Pourquoi il ne faut pas toujours enlever les gourmands de vos plants de tomate (et que faire à la place)
Si vous jardinez depuis un moment — ou que vous avez simplement consulté des conseils pour cultiver des tomates — vous avez sûrement déjà entendu ce conseil courant : « Il faut toujours pincer les gourmands de vos plants de tomate. »
Et si on vous disait que ce n’est pas forcément la meilleure idée ?
Pour de nombreux jardiniers, surtout ceux qui cultivent des variétés indéterminées, laisser ces gourmands se développer peut favoriser des plants plus robustes et plus productifs. Avant de sortir vos ciseaux, découvrons ensemble ce que sont vraiment les gourmands, pourquoi il n’est pas toujours judicieux de les supprimer, et ce qu’il vaut mieux faire.
Qu’est-ce qu’un gourmand de tomate ?
Un gourmand est cette petite pousse qui apparaît à l’aisselle entre la tige principale et une branche portant une feuille. Il pousse rapidement et, s’il est laissé intact, peut devenir une branche à part entière, porteuse de fleurs et de fruits.
En d’autres termes, ce ne sont pas de simples parasites.
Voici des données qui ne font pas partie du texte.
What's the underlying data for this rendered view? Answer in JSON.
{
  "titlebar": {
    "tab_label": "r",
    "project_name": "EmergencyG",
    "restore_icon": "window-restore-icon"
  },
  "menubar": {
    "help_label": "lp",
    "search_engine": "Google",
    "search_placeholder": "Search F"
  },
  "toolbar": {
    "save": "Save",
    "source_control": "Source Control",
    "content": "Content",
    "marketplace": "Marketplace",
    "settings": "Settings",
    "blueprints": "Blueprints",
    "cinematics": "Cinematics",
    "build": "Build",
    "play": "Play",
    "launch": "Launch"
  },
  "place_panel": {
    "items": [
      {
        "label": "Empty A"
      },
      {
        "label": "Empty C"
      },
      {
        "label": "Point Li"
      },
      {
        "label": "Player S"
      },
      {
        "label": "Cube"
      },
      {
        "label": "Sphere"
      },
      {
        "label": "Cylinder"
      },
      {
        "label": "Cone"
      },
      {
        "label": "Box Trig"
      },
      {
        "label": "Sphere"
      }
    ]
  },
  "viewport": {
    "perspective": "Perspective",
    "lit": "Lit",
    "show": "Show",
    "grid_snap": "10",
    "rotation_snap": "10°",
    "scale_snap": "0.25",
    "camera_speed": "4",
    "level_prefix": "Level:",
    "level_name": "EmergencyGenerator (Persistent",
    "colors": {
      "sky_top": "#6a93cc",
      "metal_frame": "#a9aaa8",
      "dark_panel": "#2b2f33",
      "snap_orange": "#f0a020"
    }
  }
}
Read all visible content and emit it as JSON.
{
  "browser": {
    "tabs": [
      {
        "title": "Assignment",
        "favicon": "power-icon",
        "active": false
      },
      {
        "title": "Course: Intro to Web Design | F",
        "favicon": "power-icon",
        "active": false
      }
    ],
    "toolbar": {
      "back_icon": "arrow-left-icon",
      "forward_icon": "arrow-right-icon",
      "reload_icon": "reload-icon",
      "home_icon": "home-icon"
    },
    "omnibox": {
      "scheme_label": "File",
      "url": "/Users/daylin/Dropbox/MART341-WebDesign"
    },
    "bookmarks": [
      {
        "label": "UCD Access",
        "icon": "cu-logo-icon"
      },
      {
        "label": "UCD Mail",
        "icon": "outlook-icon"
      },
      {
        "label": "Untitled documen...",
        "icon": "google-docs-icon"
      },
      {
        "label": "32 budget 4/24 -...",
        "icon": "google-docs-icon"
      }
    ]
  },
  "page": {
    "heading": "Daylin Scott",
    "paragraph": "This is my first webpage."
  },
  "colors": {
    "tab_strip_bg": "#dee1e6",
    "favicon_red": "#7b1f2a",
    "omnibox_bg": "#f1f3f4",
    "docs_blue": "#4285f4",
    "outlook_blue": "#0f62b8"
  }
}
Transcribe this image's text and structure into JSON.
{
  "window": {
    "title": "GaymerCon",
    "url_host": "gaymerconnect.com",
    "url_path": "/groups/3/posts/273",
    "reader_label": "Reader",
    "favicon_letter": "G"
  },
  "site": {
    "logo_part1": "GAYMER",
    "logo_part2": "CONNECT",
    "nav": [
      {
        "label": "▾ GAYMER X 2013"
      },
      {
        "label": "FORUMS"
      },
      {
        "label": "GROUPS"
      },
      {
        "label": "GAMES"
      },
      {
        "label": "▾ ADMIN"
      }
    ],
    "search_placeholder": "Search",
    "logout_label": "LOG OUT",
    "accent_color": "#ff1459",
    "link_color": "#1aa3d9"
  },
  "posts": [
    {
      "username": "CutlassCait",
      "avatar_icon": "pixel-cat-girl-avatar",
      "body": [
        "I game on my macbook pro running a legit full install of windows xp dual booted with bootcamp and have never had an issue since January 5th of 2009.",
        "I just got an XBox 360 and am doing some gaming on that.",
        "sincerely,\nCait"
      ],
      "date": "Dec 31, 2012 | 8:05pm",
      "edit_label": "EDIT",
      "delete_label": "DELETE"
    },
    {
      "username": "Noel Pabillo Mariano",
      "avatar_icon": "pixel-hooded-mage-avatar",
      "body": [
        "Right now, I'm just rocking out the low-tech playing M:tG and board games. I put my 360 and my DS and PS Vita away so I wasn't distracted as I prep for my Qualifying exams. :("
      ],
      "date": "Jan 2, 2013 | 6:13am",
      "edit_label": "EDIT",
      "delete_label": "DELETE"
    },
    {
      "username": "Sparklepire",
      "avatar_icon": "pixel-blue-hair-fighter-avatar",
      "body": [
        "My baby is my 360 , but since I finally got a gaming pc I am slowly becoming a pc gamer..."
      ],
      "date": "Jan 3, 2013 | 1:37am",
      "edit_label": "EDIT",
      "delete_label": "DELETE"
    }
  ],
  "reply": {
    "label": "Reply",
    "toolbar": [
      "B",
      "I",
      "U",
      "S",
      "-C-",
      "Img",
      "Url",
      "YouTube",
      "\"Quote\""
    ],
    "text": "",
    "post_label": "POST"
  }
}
Ce sont de futures sources potentielles de récolte.
Pourquoi enlever les gourmands n’est pas toujours une bonne idée
Depuis longtemps, on entend dire que les gourmands détournent l’énergie de la plante principale. S’il y a une part de vérité, la réalité est plus nuancée.
Voici pourquoi supprimer les gourmands peut parfois nuire au plant :
- Plus de gourmands = plus de tomates
Ces pousses latérales développent leurs propres feuilles, fleurs et fruits. Les supprimer diminue donc votre potentiel de récolte. - Une meilleure protection solaire
Les gourmands comblent la plante, offrant une ombre naturelle aux fruits qui les protège des brûlures causées par le soleil, surtout dans les régions chaudes et ensoleillées. - Une croissance plus forte et plus touffue
Conserver quelques gourmands favorise un plant équilibré, bien ramifié, moins chétif, et donc plus résistant au vent. - Moins de stress pour la plante
Une taille excessive provoque des blessures qui mobilisent de l’énergie pour cicatriser. Enlever constamment les gourmands peut fatiguer inutilement le plant, surtout durant sa phase de croissance intense.
Quand faut-il vraiment enlever un gourmand ?
Nous ne disons pas qu’il ne faut jamais tailler. Voici les cas où supprimer un gourmand est conseillé :
- Si le plant est trop compact. Une croissance trop dense réduit la circulation d’air et favorise les maladies fongiques comme le mildiou.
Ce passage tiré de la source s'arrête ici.